Automation Guide

Batch Unlock Multiple PDFs — Automation Guide

Unlocking a single PDF is straightforward when you know the password. When you need to process 50, 500, or 5,000 encrypted PDFs — perhaps from an old corporate document management system, a pre-2010 archive, or a deceased employee's file server — automation becomes essential. This guide covers batch approaches for three scenarios: (a) all files share the same password, (b) each file has its own password but you know them, and (c) the passwords are all unknown (batch cracking). We cover QPDF, hashcat, Python scripting, and shell pipelines for each scenario.

Scenario 1 — Same password for all files

Many organisations use a single document-level password for all internal PDFs. If you know that password, batch unlocking is trivial. Use QPDF's --decrypt flag in a shell loop: for f in *.pdf; do qpdf --decrypt --password=THEPASSWORD "$f" "unlocked_$f"; done

On Windows: Get-ChildItem *.pdf | ForEach-Object { qpdf --decrypt --password=THEPASSWORD $_.Name "unlocked_$($_.Name)" }. QPDF is available on all platforms via conda, apt, or the QPDF website.

Performance: QPDF processes approximately 50-200 encrypted PDFs per second per CPU core (depending on file size and encryption tier). A 5,000-file batch completes in 25-100 seconds on a modern multi-core system. The bottleneck is disk I/O for large files, not decryption throughput.

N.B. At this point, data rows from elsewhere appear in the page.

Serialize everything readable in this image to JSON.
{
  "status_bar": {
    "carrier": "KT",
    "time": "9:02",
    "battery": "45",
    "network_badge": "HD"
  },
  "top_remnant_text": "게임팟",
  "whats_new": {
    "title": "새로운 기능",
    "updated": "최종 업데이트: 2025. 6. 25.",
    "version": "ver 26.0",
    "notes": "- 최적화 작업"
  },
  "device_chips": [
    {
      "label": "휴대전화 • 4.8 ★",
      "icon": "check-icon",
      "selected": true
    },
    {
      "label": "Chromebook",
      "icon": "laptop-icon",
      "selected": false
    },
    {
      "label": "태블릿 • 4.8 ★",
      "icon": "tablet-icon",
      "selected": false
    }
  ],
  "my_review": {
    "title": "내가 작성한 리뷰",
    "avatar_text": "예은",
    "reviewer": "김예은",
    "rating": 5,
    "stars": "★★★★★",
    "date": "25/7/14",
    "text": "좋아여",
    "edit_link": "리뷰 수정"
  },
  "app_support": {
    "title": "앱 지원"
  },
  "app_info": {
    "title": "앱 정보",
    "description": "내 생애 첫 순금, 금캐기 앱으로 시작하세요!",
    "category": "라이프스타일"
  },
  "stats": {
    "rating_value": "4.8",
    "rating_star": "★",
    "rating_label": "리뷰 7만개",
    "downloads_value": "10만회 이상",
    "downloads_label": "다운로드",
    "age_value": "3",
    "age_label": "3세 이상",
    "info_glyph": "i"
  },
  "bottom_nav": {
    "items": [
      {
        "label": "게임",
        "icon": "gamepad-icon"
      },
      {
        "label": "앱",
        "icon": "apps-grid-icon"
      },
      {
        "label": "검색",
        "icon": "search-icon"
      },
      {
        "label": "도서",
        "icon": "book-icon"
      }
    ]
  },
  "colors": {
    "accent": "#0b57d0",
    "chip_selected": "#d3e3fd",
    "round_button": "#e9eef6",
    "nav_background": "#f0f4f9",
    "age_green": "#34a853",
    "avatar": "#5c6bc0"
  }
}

Verify each output: QPDF exits with code 0 on success and non-zero on failure. Check exit codes in the shell loop and log failures for manual review. Files that fail with the shared password may have a different password or be corrupted.

Parallel batch processing

Use GNU parallel or xargs -P to process multiple files concurrently. qpdf is CPU-bound, so match thread count to CPU cores: ls *.pdf | parallel -j$(nproc) qpdf --decrypt --password=THEPASSWORD {} unlocked_{}

Scenario 2 — Known passwords per file (password map)

If you have a password map (spreadsheet or CSV mapping filename to password), automate with a Python script. Read the CSV, iterate over files, and apply qpdf with the per-file password. Python's subprocess module runs qpdf and captures exit codes.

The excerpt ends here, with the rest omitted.